The passphrase entropy floor only gates **new** vault creation. Existing vaults (which may have weaker passphrases) continue to unlock normally; they receive a soft warning at unlock-time as described above. There is no forced rotation.
## Testing strategy
`crates/relicario-core/src/recovery_qr.rs`:
1. **Round-trip:** `image_secret = bytes; payload = generate(passphrase, image_secret); recovered = unwrap(passphrase, payload); assert_eq!(image_secret, recovered)`.
2. **Wrong passphrase rejected:** `unwrap("wrong", payload)` returns `RelicarioError::Decrypt`, no information leaked about which bit was wrong.
3. **Tampered payload rejected:** flip a byte anywhere in the 109 bytes — payload rejects.
4. **Domain separation:** assert the recovery KDF output for a given `(passphrase, salt)` differs from `derive_master_key`'s output for that same passphrase paired with the all-zero image_secret and the same salt. This regression guards against accidental input-shape collisions.
5. **NFC parity:** passphrase encoded as NFC vs NFD recovers identically — and explicitly call `normalize_passphrase` from both paths in the test setup to assert the helper is the single source of truth.
6. **Weak-params unconstructable:** type-level — there is no public path to construct `RecoveryKdfParams` with `argon2_m < 65536`. Asserted by a compile-fail test (trybuild) or by the absence of a public constructor (sufficient on its own; trybuild is gravy).
`crates/relicario-cli/tests/recovery_qr.rs`:
7. **No `--out` or file-write flag exists:** assert the clap surface for `recovery-qr generate` has no flags accepting a path.
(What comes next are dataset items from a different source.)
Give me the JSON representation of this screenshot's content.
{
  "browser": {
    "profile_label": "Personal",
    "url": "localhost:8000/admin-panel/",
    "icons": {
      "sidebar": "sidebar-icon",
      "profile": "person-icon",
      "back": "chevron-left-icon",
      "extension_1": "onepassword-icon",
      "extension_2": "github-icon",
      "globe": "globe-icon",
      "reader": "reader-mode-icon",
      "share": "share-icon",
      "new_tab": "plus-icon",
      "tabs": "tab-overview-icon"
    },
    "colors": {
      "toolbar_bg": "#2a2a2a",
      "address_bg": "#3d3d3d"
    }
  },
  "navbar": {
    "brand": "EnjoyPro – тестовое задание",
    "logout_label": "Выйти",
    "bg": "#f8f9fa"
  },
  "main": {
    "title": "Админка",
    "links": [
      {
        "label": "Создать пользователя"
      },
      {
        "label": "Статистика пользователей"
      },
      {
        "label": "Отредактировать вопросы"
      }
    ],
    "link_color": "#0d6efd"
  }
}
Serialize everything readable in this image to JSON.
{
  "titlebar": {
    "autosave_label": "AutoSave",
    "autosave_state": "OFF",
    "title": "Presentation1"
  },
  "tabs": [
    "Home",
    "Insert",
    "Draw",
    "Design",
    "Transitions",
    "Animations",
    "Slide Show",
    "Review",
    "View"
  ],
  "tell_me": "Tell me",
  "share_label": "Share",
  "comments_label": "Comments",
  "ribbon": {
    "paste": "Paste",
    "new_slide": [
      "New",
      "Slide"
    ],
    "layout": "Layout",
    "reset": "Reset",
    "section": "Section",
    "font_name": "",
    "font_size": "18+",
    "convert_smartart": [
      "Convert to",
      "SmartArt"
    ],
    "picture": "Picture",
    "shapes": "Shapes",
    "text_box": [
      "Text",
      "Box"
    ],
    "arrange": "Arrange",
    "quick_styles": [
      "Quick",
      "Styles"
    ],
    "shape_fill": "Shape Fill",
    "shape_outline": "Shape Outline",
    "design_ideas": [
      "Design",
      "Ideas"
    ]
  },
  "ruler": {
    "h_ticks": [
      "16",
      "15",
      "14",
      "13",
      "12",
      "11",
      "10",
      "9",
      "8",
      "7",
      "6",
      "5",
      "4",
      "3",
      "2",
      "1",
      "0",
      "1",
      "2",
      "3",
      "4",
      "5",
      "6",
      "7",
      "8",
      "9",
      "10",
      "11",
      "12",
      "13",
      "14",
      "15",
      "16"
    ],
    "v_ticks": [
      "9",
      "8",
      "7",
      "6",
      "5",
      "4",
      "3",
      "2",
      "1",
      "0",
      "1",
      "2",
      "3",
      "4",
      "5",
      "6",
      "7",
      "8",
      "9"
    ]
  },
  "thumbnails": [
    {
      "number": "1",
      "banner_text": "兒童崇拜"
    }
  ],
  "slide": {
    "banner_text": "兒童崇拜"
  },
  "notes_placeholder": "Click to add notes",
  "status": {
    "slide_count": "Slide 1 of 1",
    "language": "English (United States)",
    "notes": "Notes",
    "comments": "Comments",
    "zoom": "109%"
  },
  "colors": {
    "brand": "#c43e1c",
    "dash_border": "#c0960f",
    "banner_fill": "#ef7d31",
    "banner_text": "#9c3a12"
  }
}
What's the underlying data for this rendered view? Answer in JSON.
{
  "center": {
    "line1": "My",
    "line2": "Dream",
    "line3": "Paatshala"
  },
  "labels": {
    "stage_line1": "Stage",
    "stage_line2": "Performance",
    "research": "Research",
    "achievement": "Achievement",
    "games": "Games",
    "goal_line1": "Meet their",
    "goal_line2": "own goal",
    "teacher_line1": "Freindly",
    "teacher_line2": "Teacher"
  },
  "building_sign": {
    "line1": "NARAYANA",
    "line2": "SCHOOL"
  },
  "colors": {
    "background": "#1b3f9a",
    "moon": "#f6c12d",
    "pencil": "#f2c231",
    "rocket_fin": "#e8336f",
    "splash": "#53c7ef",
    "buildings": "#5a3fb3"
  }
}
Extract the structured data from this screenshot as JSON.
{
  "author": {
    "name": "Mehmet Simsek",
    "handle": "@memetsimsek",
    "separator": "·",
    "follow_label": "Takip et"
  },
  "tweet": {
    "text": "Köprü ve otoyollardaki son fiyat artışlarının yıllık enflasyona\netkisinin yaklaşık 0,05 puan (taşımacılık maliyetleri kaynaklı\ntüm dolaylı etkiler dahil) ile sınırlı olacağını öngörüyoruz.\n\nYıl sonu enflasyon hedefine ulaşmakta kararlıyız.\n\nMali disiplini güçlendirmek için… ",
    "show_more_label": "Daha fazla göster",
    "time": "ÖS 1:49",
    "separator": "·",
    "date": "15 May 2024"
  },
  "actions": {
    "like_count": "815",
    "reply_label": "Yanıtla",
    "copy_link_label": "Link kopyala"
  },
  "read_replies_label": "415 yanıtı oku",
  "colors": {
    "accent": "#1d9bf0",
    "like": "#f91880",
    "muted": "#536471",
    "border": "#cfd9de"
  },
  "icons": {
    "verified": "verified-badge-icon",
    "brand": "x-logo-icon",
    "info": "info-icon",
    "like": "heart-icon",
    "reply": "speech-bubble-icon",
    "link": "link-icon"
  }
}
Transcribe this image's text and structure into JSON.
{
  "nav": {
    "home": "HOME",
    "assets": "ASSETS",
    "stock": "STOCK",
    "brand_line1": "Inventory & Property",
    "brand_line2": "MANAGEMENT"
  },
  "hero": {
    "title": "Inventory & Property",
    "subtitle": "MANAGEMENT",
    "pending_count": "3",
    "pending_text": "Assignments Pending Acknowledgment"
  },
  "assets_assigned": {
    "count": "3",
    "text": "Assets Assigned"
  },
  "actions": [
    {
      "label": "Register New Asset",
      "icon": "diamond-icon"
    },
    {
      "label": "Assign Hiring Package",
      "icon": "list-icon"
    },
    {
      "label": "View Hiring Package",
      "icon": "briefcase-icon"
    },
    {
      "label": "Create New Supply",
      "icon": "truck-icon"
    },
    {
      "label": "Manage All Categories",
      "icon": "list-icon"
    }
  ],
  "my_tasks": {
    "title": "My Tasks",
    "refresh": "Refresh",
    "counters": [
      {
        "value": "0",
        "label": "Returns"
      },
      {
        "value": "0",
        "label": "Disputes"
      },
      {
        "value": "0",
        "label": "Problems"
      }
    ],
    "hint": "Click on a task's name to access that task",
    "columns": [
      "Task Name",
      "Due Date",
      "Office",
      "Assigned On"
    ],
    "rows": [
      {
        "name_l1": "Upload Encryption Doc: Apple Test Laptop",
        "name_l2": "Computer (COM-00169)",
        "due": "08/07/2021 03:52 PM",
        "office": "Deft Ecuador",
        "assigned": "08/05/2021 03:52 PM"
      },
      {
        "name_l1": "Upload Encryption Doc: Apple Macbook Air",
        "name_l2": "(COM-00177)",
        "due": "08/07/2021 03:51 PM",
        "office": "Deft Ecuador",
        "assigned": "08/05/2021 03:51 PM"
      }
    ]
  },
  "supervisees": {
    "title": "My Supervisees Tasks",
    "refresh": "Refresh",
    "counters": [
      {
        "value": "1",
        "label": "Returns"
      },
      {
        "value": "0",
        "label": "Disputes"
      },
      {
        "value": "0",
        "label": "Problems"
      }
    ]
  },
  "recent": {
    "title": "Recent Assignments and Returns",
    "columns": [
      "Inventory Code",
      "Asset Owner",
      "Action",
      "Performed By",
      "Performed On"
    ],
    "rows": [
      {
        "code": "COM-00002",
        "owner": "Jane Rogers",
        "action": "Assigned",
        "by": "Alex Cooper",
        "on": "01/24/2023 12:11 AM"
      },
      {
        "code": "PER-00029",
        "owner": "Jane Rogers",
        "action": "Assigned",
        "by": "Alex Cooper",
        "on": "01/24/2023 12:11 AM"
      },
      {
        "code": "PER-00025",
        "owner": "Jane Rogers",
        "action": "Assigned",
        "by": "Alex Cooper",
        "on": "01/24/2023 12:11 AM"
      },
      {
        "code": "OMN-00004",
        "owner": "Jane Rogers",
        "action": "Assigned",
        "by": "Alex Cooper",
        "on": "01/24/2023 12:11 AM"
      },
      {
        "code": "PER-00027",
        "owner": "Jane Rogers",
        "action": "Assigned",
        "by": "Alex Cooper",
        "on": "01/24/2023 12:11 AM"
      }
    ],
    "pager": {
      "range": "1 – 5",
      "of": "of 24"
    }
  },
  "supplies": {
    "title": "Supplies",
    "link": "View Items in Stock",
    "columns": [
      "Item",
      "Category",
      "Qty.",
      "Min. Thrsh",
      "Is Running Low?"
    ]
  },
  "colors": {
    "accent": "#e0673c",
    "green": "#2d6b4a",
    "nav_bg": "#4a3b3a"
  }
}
Negative test on the help output.
8. **End-to-end:** init a vault, generate a recovery QR (hex form for test purposes), purge the reference image, run `unlock --recovery-qr-payload <hex>` with the passphrase, assert the vault opens.
`crates/relicario-cli/tests/entropy_floor.rs`:
9. **Init rejects weak passphrase:** `relicario init` with passphrase `"correcthorse"` exits with code 2 and `WeakPassphrase` error.
10. **Init accepts strong passphrase:** `relicario init` with a fresh BIP39 4-word passphrase succeeds.
11. **Existing weak vault unlocks with warning:** simulate an existing vault with a weak passphrase; unlock succeeds and emits the soft warning to stderr.
Extension tests (Playwright or equivalent, following existing extension test patterns):
12. **Wizard rejects weak passphrase:** Next button disabled until score ≥ 3.
13. **Recovery QR popup never writes a file:** assert no `<a download>` or Blob URL appears in the popup DOM.
14. **`Done` clears canvas:** after Done, `getImageData` on the canvas returns all-zero bytes.
## Open questions
None remaining at design time. Defer to implementation:
- The exact CLI flag spelling (`--recovery-qr-payload` vs `--recover` vs `--recovery <hex>`). To be settled when the unlock-flow plan is written.
- Whether the extension popup's recovery flow accepts photographed-QR upload (image → QR-decode → payload) or only manual hex paste. The spec ships hex-paste only; image upload + decode is a follow-up that needs its own threat-model pass (uploading an image to the extension reintroduces a file-write vector that this design carefully avoided).